1
votes

I have worked with a few parsers (Yacc, Bison and Menhir). If I remember correctly, all of them allow for a rule to be empty. Here is an example of what I mean using Menhir, it is the one I have used the most.

some_list:
 | {[]}
 | some_non_empty_list { $1 }

some_non_empty_list:
 | SEMICOLON some_list { $2 }
 | element { [$1] }
 | element some_non_empty_list { $1 :: $2 }

The important part is that some_list that can reduce on nothingness.

My current understanding of the algorithm to build a parsing table (build NFA, build DFA from the NFA, minimize) leads me to think that this would lead to shift/reduce conflicts all over the place. But it clearly doesn't, because my code worked back then.
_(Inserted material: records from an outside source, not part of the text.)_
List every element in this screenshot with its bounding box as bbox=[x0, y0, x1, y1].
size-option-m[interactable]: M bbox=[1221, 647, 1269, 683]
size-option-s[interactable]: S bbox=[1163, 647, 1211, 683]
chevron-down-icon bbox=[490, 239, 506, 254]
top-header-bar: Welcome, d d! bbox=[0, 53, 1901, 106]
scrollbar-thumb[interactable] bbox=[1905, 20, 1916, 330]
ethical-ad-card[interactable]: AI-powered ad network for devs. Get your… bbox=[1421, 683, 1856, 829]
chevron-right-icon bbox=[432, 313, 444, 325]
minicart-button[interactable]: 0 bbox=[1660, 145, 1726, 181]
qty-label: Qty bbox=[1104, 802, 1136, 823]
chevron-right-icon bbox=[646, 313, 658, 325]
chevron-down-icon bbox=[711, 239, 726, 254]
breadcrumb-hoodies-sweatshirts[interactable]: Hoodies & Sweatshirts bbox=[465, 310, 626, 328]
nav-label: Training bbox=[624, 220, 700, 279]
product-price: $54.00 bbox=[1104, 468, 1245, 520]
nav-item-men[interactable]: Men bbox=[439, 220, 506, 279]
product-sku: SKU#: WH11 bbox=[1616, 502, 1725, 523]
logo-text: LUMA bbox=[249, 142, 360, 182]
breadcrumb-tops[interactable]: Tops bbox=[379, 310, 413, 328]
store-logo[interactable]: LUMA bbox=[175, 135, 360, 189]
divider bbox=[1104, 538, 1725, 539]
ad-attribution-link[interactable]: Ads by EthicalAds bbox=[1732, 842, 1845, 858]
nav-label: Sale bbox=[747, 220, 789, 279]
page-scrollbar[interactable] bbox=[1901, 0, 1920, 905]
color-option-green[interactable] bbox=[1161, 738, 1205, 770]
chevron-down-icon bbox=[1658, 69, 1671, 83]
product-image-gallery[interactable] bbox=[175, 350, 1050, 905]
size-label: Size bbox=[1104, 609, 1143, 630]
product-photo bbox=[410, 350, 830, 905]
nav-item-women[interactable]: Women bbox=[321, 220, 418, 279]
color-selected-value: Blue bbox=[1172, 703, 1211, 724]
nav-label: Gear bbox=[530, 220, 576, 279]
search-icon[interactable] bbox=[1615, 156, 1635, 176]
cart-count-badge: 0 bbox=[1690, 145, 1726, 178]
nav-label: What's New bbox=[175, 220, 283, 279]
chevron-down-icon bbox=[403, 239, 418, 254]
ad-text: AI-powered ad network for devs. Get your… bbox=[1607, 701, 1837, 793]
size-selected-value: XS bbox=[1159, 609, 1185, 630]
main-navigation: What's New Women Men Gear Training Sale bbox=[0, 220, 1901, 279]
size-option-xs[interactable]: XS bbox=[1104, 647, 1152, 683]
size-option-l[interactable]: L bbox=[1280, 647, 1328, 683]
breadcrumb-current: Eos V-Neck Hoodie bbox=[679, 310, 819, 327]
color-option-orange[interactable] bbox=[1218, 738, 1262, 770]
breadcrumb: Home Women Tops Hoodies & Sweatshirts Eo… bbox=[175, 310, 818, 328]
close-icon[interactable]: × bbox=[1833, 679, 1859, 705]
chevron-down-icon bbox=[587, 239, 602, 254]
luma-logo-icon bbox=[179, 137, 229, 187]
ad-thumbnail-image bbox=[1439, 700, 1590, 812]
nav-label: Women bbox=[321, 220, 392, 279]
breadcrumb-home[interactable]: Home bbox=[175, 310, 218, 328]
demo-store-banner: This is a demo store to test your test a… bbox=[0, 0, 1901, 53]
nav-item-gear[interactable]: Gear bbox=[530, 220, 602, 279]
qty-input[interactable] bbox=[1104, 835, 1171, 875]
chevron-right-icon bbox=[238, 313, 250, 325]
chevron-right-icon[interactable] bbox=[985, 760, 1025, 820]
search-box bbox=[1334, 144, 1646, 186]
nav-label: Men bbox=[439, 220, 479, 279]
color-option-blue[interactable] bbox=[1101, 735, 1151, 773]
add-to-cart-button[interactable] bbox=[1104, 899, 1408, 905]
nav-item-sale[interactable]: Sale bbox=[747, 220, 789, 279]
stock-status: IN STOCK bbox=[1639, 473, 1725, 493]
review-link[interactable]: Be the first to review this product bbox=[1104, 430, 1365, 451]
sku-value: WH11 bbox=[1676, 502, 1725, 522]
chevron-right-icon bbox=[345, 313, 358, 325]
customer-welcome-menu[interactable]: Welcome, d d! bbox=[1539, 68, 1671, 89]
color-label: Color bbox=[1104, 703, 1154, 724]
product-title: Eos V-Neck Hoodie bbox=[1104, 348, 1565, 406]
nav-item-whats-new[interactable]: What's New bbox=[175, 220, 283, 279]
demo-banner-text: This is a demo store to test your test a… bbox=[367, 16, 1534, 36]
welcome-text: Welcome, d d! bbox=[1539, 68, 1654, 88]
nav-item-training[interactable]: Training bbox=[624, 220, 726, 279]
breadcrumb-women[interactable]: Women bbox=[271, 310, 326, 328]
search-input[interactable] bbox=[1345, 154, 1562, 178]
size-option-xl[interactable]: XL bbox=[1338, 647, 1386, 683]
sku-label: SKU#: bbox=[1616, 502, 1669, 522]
So how to build a parsing table that can accept those empty rules?

1
Why do you think that an empty rule is any harder to handle than a rule with one right-hand-side token?Ira Baxter
My intuition was that an empty rule means "can reduce at anytime", but your question kind of leads me to think this understanding is wrong. I couldn't yet wrap my head around how we build parsing tables. I thought it was similar to building a lexing table except you didn't accept conflicts.Olivier Melançon
Oversimplifying, a grammar rule L = R1 R2 R3 ; means "reduce to L if you see R1 R2 R3". Actually, that's not right. If we have X= A L B ; then our L rule means "reduce to L if your left context is A, you have seen R1 R2 R3, and the next token is first(B). Works the same if L = R1 R2 ; and L = R1 ;. And the limiting case: L = ; (empty rule). You can't reduce to L unless you have seen its left context, its content, and the beginning of what follows. So you can't reduce to an empty rule at "any time". ...Ira Baxter
... What you need to do is learn how LR parsers work, by learning how to track item sets in while bulding parse states. Do this on paper, once, (painful yes, worth it yes) for a small grammar, and LR parsers will all become clear. You can find this process described in any book on LR parsing including the classic Compilers by Aho et al.Ira Baxter

1 Answers

1
votes

Why do you think that an empty rule is any harder to handle than a rule with one right-hand-side token?

Oversimplifying, a grammar rule L = R1 R2 R3 ; means "reduce to L if you see R1 R2 R3". Unsimplifying, if we have X= A L B ; then our L rule means "reduce to L if your left context is A, you have seen R1 R2 R3, and the next token is first(B).

This idea is the same if L = R1 R2 ; and L = R1 ;.

And even for the limiting case of the (empty rule): L = ;

You can't reduce to L unless you have seen its left context, its content, and the beginning of what follows. So you can't reduce to an empty rule at "any time".

What you need to do is learn how LR parsers work, by learning how to track item sets in while bulding parse states. Do this on paper, once, (painful yes, worth it yes) for a small grammar, and LR parsers will all become clear. You can find this process described in any book on LR parsing including the classic Compilers by Aho et al.